To begin, not all Africans arrived in the Americas as merchandise. Several Hispanised Africans arrived with the Iberians in the first century of conquest and colonisation. Columbus recruited travel companions such as Juan Garrido and Pedro Alonso Niño from among the large free black population that lived in Andalucía, in cities from Málaga to Huelva. Nuflo de Olano who accompanied Vasco Nuñez de Balboa across the Isthmus of Panama was probably a bought African slave. Juan Valiente who accompanied Hernán Cortés to Mexico was described as black. So was Estebanico who wandered for 10 years with Alvar Nuñez Cabeza de Vaca from Florida to Mexico by way of Louisiana and Texas.

These free blacks, like their fellow adventurers, spawned a large, free, mixed population wherever they went. There were blacks and descendants of blacks all across the Americas who were never enslaved. They formed pockets of free population in cities, especially port cities like Havana, New Orleans, Vera Cruz, Porto Bello, Cartagena, Lima, Salvador de Bahia and Buenos Aires. And the town of El Cobre in eastern Cuba had a town council of freed and semi-free residents between 1680 and 1780.

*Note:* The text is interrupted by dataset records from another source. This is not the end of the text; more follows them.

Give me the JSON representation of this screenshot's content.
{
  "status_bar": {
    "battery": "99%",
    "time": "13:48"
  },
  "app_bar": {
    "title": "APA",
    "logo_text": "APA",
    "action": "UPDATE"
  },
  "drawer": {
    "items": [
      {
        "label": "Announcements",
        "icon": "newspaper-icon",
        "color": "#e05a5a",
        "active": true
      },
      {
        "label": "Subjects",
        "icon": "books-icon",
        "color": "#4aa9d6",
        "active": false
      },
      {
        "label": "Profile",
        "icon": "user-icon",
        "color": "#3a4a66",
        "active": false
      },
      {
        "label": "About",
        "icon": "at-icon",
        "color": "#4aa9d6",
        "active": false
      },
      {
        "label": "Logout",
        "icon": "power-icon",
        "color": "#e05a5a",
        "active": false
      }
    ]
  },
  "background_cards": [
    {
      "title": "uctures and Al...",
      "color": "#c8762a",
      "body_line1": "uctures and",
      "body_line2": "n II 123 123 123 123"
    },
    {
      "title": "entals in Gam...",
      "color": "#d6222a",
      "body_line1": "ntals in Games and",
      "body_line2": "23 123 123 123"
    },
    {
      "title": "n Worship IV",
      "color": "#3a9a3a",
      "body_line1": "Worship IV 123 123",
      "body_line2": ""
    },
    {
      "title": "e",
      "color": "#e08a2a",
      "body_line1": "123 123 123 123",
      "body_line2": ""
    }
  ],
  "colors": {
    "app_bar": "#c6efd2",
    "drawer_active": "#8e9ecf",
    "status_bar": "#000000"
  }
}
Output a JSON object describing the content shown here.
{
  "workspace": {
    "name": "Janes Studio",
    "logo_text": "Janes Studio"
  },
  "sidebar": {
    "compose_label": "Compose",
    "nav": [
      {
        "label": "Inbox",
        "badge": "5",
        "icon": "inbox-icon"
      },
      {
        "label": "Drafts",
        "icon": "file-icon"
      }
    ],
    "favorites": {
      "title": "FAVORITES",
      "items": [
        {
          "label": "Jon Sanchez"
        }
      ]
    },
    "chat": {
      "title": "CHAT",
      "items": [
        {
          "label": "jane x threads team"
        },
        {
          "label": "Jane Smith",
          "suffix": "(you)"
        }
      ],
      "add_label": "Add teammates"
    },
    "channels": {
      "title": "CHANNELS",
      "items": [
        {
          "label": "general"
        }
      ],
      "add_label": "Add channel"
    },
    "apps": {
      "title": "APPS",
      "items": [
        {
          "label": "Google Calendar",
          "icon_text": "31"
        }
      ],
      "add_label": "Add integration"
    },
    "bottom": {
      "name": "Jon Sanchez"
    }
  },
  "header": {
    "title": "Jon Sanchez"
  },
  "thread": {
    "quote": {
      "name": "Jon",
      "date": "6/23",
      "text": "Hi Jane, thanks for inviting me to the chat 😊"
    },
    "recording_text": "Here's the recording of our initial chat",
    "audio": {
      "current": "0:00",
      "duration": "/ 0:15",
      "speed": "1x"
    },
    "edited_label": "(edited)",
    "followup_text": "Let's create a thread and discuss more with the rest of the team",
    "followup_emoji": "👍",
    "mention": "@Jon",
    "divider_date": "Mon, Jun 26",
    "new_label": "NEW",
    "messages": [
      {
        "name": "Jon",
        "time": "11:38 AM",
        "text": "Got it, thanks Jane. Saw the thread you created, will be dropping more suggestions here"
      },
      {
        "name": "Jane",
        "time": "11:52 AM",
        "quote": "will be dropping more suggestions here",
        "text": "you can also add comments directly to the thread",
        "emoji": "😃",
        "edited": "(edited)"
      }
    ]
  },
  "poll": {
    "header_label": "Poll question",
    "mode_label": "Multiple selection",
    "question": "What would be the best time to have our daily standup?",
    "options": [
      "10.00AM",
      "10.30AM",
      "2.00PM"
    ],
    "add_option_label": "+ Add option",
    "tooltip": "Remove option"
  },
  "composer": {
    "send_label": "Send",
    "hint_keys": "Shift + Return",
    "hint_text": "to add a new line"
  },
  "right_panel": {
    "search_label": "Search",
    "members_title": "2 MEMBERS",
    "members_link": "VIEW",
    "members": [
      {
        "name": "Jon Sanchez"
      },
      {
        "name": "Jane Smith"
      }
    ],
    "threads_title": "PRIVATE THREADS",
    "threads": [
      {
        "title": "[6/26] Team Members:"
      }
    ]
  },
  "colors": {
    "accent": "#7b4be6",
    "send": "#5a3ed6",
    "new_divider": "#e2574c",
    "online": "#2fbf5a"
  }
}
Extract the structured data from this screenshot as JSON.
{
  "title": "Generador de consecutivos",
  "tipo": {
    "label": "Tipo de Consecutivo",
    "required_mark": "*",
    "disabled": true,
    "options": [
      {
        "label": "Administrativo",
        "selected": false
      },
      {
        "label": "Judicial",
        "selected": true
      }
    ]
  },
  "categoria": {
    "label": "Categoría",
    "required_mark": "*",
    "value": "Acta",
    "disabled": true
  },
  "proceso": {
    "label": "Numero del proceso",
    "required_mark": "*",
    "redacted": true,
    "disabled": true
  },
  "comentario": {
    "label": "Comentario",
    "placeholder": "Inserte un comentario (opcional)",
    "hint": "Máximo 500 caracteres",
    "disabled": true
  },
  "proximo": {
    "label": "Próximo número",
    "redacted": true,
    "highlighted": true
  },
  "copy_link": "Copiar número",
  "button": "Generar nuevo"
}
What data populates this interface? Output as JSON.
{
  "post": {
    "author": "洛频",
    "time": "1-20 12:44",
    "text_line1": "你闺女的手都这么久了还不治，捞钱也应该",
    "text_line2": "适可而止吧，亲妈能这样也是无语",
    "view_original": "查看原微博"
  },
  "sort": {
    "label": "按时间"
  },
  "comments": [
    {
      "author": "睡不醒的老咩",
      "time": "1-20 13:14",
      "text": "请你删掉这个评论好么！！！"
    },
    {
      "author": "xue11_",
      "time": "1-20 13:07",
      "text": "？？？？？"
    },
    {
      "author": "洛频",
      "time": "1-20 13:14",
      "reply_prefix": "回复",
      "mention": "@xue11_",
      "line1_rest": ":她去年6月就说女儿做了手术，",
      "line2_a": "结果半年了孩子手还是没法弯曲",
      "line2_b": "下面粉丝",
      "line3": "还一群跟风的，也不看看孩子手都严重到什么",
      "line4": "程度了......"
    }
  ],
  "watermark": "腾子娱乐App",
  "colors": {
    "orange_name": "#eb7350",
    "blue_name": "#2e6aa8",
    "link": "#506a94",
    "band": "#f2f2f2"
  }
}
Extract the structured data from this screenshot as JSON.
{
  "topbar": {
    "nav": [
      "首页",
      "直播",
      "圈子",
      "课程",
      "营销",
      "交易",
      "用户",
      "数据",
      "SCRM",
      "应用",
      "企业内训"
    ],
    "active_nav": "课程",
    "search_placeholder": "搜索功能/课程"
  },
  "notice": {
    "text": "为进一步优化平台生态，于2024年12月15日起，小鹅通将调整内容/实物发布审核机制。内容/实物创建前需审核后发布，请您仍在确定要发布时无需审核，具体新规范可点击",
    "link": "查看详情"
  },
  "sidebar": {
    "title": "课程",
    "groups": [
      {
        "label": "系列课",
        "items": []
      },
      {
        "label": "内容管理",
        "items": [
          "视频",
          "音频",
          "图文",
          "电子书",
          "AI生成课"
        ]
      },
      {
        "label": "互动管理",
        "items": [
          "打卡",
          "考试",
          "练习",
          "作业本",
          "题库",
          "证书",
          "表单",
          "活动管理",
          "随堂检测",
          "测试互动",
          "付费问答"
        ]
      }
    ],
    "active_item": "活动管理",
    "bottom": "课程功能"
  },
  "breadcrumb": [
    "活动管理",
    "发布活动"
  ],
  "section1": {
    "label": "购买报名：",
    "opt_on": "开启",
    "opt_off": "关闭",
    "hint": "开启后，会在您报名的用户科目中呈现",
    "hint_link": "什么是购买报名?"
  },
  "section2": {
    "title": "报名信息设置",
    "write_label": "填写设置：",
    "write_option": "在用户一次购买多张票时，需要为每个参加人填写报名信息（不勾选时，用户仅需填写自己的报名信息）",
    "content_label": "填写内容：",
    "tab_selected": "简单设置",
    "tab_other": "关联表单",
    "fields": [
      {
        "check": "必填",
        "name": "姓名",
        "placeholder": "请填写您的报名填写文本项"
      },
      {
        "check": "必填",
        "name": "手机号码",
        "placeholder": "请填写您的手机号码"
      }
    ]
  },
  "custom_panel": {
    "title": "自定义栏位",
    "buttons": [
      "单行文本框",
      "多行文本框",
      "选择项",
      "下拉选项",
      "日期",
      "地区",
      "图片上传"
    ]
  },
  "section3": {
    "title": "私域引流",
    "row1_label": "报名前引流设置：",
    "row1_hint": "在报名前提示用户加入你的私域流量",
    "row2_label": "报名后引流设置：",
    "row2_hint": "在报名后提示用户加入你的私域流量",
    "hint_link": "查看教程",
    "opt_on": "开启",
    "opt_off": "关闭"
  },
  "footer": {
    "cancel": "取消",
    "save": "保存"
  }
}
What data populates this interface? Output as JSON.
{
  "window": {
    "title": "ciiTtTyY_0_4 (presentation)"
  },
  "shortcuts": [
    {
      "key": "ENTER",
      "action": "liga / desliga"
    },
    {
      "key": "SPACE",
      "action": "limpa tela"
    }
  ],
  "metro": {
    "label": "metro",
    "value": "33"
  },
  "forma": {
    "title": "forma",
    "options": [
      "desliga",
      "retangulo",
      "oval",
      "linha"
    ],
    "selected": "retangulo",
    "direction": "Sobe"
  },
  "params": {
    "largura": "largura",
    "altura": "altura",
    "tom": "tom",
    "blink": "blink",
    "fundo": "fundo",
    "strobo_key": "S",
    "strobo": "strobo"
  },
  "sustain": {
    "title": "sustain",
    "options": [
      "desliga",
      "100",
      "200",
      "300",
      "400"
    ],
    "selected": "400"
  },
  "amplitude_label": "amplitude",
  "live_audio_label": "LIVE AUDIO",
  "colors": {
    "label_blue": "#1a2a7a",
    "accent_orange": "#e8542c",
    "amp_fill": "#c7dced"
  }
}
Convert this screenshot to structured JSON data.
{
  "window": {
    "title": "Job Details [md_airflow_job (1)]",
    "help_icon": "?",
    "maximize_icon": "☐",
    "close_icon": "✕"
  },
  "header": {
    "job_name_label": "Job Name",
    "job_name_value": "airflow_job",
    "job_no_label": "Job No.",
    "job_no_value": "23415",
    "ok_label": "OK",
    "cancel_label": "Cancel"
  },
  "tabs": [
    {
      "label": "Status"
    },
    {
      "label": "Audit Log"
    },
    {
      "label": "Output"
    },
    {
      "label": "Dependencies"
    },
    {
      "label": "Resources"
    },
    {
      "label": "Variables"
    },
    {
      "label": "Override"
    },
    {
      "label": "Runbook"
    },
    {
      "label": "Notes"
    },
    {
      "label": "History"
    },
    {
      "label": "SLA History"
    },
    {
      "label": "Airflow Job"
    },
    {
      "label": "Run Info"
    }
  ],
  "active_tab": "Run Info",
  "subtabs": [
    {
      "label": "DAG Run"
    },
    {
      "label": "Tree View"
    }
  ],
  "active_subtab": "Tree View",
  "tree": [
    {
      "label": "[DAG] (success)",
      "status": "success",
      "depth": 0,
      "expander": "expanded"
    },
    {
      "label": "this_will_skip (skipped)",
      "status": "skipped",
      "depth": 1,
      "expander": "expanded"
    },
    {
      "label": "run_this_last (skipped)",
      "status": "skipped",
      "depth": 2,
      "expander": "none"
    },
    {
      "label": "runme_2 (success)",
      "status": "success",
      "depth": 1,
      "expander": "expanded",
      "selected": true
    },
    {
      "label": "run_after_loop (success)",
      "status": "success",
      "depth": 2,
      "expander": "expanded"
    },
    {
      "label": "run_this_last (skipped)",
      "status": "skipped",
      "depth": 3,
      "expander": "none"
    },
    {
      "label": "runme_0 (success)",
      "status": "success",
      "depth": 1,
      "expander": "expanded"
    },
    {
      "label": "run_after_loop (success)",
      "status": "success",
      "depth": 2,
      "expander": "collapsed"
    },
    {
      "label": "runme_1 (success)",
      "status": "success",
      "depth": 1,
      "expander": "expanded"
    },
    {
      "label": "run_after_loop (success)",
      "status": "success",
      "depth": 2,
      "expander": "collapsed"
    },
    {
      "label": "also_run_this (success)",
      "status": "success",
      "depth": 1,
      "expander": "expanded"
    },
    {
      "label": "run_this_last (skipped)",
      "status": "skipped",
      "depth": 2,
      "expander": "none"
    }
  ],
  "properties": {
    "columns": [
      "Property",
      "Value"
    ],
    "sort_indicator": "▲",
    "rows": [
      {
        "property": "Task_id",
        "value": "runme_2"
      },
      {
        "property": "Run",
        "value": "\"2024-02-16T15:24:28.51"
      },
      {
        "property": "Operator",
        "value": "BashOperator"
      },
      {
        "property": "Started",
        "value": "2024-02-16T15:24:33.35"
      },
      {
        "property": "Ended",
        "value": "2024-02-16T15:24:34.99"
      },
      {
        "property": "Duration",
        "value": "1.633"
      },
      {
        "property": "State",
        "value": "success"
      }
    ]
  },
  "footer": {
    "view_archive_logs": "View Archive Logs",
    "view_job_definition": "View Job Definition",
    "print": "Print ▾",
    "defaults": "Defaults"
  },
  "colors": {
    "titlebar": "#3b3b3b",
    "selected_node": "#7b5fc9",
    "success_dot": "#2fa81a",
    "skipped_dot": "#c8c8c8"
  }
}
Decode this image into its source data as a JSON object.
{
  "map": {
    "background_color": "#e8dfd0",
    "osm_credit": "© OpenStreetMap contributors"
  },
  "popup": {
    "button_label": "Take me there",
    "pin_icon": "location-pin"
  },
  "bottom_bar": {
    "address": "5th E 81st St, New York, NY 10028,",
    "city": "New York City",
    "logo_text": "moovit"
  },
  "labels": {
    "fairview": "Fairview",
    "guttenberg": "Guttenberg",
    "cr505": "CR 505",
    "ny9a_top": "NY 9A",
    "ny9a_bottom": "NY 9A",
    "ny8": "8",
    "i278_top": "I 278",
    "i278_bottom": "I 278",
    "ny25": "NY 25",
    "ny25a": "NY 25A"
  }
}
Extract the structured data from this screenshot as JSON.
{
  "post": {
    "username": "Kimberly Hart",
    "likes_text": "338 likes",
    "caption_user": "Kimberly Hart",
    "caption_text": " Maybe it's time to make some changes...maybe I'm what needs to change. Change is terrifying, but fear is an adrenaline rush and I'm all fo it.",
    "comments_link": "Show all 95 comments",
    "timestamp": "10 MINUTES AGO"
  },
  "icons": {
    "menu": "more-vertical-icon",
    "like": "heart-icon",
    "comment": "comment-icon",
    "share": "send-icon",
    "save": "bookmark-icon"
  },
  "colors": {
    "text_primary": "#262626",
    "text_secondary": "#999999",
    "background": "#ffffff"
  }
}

During the 19th century another group of free Africans arrived along with Chinese and Indians from the Asian subcontinent to assist in the transition from slave labour to wage labour across the Caribbean. While smaller than the imported numbers of the commercial transatlantic slave trade, these immigrants are a part of the history that should not be neglected.

The massive importation of Africans was necessary because, unlike the narratives of Bartolomé de las Casas, the population of the Caribbean and circum-Caribbean in 1492 was not as large as the friar supposed. The Caribbean islands may have had a combined population of just about one million. That population could not support the increased labour demands of export-oriented plantations. The decline of the Native American population between 1500 and about 1650 was extremely complex and not the result of the single or simplistic explanation of Spanish genocide. Indeed, genocide is an inappropriate description for the decline of the Tainos of the Antilles.

But slavery is not the only theme in which moving the boundaries beyond time and space offers rewards. Hispaniola had a relatively early sugar complex - as early as 1512. The distillation of rum has a history preceding the English arrival in Barbados. Rum was distilled in the 13th century by Benedictine monks in Lebanon. Maroons were not really instrumental in the process of disintegration of the Caribbean slave society, and their role in the Haitian revolution seems highly exaggerated. Finally, the peasant society in the Caribbean goes back to the 16th century.